Kandırma…
Aldatma…
Yaftalama…
Gerçekleri saptırma…
Kumpas kurma…
Düzmece videolarla siyaset yapma anlayışı diyebiliriz…
Dersek haksızlık mı yaparız?
Ayıp mı ederiz?
Hayır…
AKP’lerin önde gelenleri yaptıklarını inkar etmiyor ki… Dibine kadar kullanıyorlar. Dibine kadar savunuyorlar. Erdoğan’ın seçim kazanmasında montaj video çok etkili oldu… Kendi de kısık sesle gerçi montaj dedi ama o kurgulanmış kaseti göstermekten çekinmedi.
AKP İstanbul için benzer hazırlıklarda olduğu geçen gün ortaya çıktı. Halk otobüsünü kiralamışlar. Bozuk gibi gösterip adeta stüdyo kurup çekim yapmışlar. İstanbul’da otobüsler bu halde diye yayınlayacaklardı herhalde…
2019 İstanbul seçimleri öncesinde Osman Öcalan’ı TRT’ye çıkardıkları gibi… Abdullah Öcalan’ın mektubunu Anadolu Ajansı vasıtasıyla yayınladıkları gibi…
Öcalanlar İmamoğlu’na oy vermeyin diye Kürt seçmene çağrı yapıyordu. Şikayet edildi. Savcılık bu yayınları Öcalanların ifade özgürlüğü ve basının haber verme özgürlüğü kapmasında buldu. Dosyayı kapattı…
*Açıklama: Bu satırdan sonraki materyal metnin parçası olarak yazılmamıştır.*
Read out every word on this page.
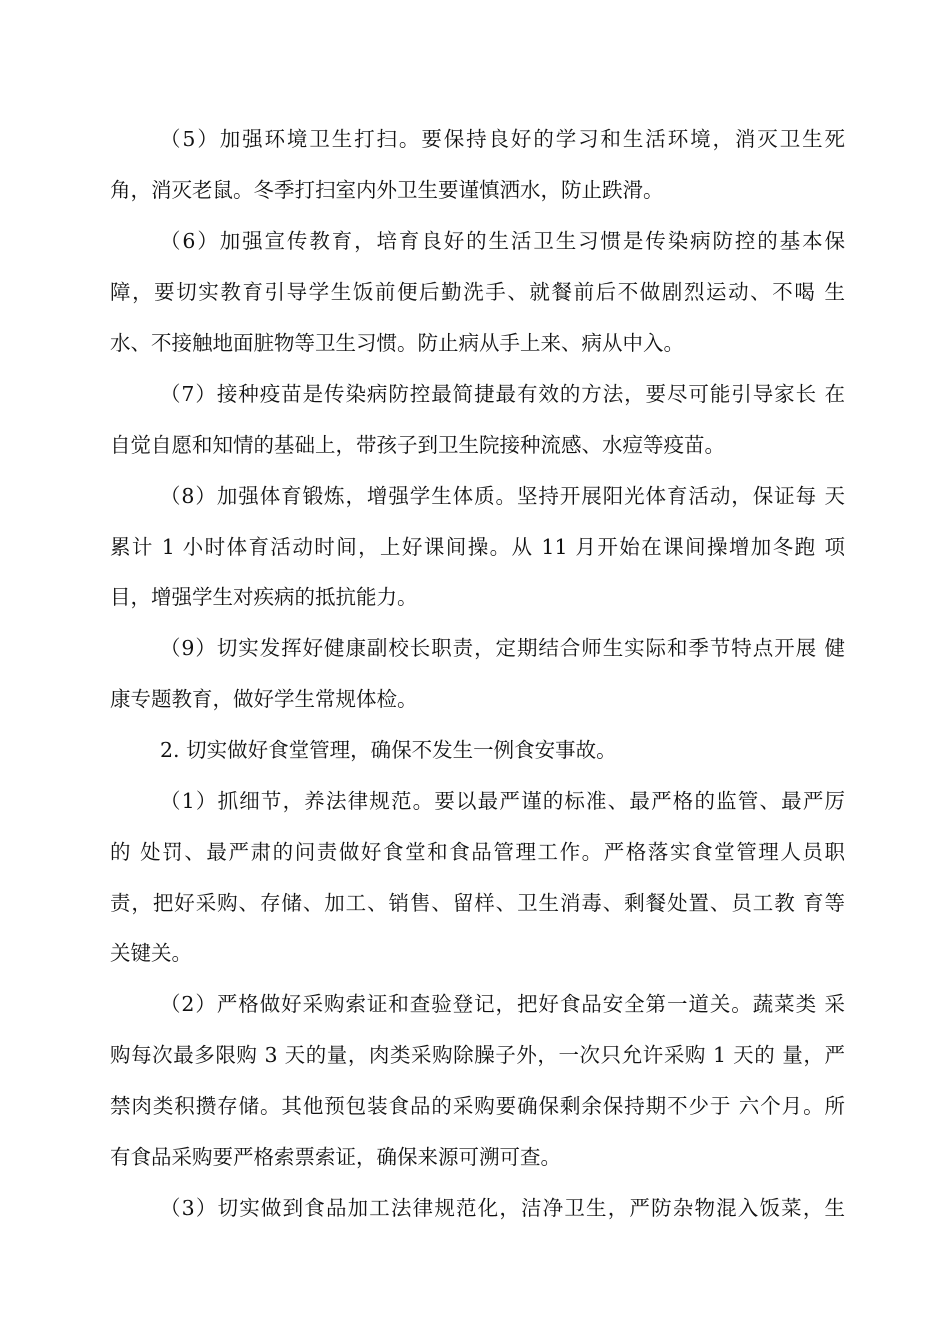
（5）加强环境卫生打扫。要保持良好的学习和生活环境，消灭卫生死
角，消灭老鼠。冬季打扫室内外卫生要谨慎洒水，防止跌滑。
（6）加强宣传教育，培育良好的生活卫生习惯是传染病防控的基本保
障，要切实教育引导学生饭前便后勤洗手、就餐前后不做剧烈运动、不喝 生
水、不接触地面脏物等卫生习惯。防止病从手上来、病从中入。
（7）接种疫苗是传染病防控最简捷最有效的方法，要尽可能引导家长 在
自觉自愿和知情的基础上，带孩子到卫生院接种流感、水痘等疫苗。
（8）加强体育锻炼，增强学生体质。坚持开展阳光体育活动，保证每 天
累计 1 小时体育活动时间，上好课间操。从 11 月开始在课间操增加冬跑 项
目，增强学生对疾病的抵抗能力。
（9）切实发挥好健康副校长职责，定期结合师生实际和季节特点开展 健
康专题教育，做好学生常规体检。
2. 切实做好食堂管理，确保不发生一例食安事故。
（1）抓细节，养法律规范。要以最严谨的标准、最严格的监管、最严厉
的 处罚、最严肃的问责做好食堂和食品管理工作。严格落实食堂管理人员职
责，把好采购、存储、加工、销售、留样、卫生消毒、剩餐处置、员工教 育等
关键关。
（2）严格做好采购索证和查验登记，把好食品安全第一道关。蔬菜类 采
购每次最多限购 3 天的量，肉类采购除臊子外，一次只允许采购 1 天的 量，严
禁肉类积攒存储。其他预包装食品的采购要确保剩余保持期不少于 六个月。所
有食品采购要严格索票索证，确保来源可溯可查。
（3）切实做到食品加工法律规范化，洁净卫生，严防杂物混入饭菜，生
Mesela seçim öncesi HDP’nin yerine kurulan DEM partisi Öcalan’ın bir demecini yayınlasa yer yerinden oynar…
Suçluyu övmek, suç örgütü elebaşısının fikirlerini yaymak gibi bir dizi nedenle soruşturma üstüne soruşturma açılır, ceza üstüne ceza verilir…
Bunu yapan iktidar partisi olunca ifade özgürlüğü oluyor!
Kim ne derse desin bu ilkede fiilen ikili hukuk sistemi var… İktidara yakın olanlara uygulanan hukuk başka, muhaliflere uygulanan hukuk başka…
Daha somut örnek… Yedi yıl İçişleri Bakanlığı yapan Süleyman Soylu birkaç yıl evvel İstanbul Belediye’sinde çalışan 550 kişinin terör örgütleriyle ilişkili olduğunu söylemişti. Hatta elinde kırmızı dosya ile canlı yayınlara çıkıp bu dosyayı açmayayım bende kalsın demişti…
Dava konusu oldu. Bir belediye çalışanı üç kuruşluk tazminat davası açtı. Dava biteli çok oldu ama kamuoyunun yeni haber oldu…
İBB’de 550 terörist çalışıyor diyen Süleyman Soylu ifadesinde ‘elindeki bilgileri siyaset yapma özgürlüğü ve düşünce ve kanaat açıklama özgürlüğü kapsamında açıkladığını’ söylemiş…
Şu hale bakın…
Ülkenin İçişleri Bakanı İBB’de 500 terörist olduğunu ilan ediyor. Elinde bilgi yok, belge yok, kanıt yok. Çünkü İBB’de terörist yok…
Besbelli… İftira atmış…
Yalan söylemiş…
Halkı aldatmaya çalışmış….
Savunmasında diyor ki siyaset yapma özgürlüğü … Ben de soruyorum AKP’nin siyaset anlayışı bu mu? Seçim almak için her yol mubah mı?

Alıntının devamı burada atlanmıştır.